Open haihua opened 6 years ago
Hello,
Sorry for the late reply.
Unlike most tools in kaldi - which assumes the output of a DNN are posteriors - the output in the DNN used by idlak are always features matrices. You probably need to customise the binaries if you plan to use a different training tool than the one provided.
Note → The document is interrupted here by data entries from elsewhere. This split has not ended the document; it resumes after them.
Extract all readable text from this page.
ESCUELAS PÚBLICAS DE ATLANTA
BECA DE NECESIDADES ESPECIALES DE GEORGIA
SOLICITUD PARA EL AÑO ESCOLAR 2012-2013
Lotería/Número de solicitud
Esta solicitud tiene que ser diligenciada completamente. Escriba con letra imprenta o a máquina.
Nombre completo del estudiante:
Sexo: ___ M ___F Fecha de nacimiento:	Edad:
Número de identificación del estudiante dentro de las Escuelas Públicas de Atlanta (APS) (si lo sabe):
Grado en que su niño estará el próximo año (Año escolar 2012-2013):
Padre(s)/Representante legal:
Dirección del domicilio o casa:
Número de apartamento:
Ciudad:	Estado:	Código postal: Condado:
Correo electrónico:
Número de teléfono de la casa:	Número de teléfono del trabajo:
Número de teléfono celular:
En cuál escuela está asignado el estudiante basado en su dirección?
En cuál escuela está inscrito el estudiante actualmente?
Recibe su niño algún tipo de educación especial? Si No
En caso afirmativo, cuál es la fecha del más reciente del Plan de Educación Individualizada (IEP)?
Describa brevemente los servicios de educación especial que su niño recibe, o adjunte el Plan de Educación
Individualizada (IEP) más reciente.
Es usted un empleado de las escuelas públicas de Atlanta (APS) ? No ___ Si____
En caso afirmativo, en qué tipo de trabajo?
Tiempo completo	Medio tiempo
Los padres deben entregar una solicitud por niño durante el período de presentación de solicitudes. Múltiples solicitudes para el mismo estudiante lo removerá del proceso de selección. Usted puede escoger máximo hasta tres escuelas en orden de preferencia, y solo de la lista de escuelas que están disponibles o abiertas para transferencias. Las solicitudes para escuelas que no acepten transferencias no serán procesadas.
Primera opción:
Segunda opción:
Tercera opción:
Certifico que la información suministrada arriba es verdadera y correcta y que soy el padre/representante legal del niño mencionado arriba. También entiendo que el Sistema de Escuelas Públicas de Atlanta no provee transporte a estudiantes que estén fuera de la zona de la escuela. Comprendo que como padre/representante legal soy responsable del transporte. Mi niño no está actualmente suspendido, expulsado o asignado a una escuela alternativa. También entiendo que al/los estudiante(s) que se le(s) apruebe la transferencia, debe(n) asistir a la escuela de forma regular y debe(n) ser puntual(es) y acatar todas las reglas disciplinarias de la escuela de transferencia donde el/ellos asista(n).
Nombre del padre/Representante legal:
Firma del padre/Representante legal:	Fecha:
You are showing here the output features for training the duration model - which trains a mapping between "labels", i.e. features representing input phone identities, to the relevant durations, that will then be used to generate frame-level input for the acoustic model. On each line, you get 2 features: the first one is the duration of the current HMM state, while the second one is the duration of the phone. Assuming each phone is spread over 5 states, you will get a sequence of 5 features with the same phone duration, and the sum of all 5 HMM states should match the phone duration, i.e. 1 + 11 + 12 +11 + 8 = 43 if we consider the first phone here.
Not sure what you mean by dm-dnn training is completely failed :-)
Regards, Blaise
Hi, I am using this toolkit to reproduce the results. However, I found the dm-dnn training is completely failed. The dnn output label is obviously inconsistent with kaldi convention, could you please give a brief explanation: copy-feats scp:./durdata/train/feats.scp ark,t:-
slt_arctic_a0001 [ 1 43 11 43 12 43 11 43 8 43 13 24 1 24 1 24 8 24 1 24 5 29 1 29 3 29 6 29 14 29 6 33 1 33 1 33 1 33 24 33 1 9 3 9 1 9 1 9 3 9 1 13
Thanks a lot for your help !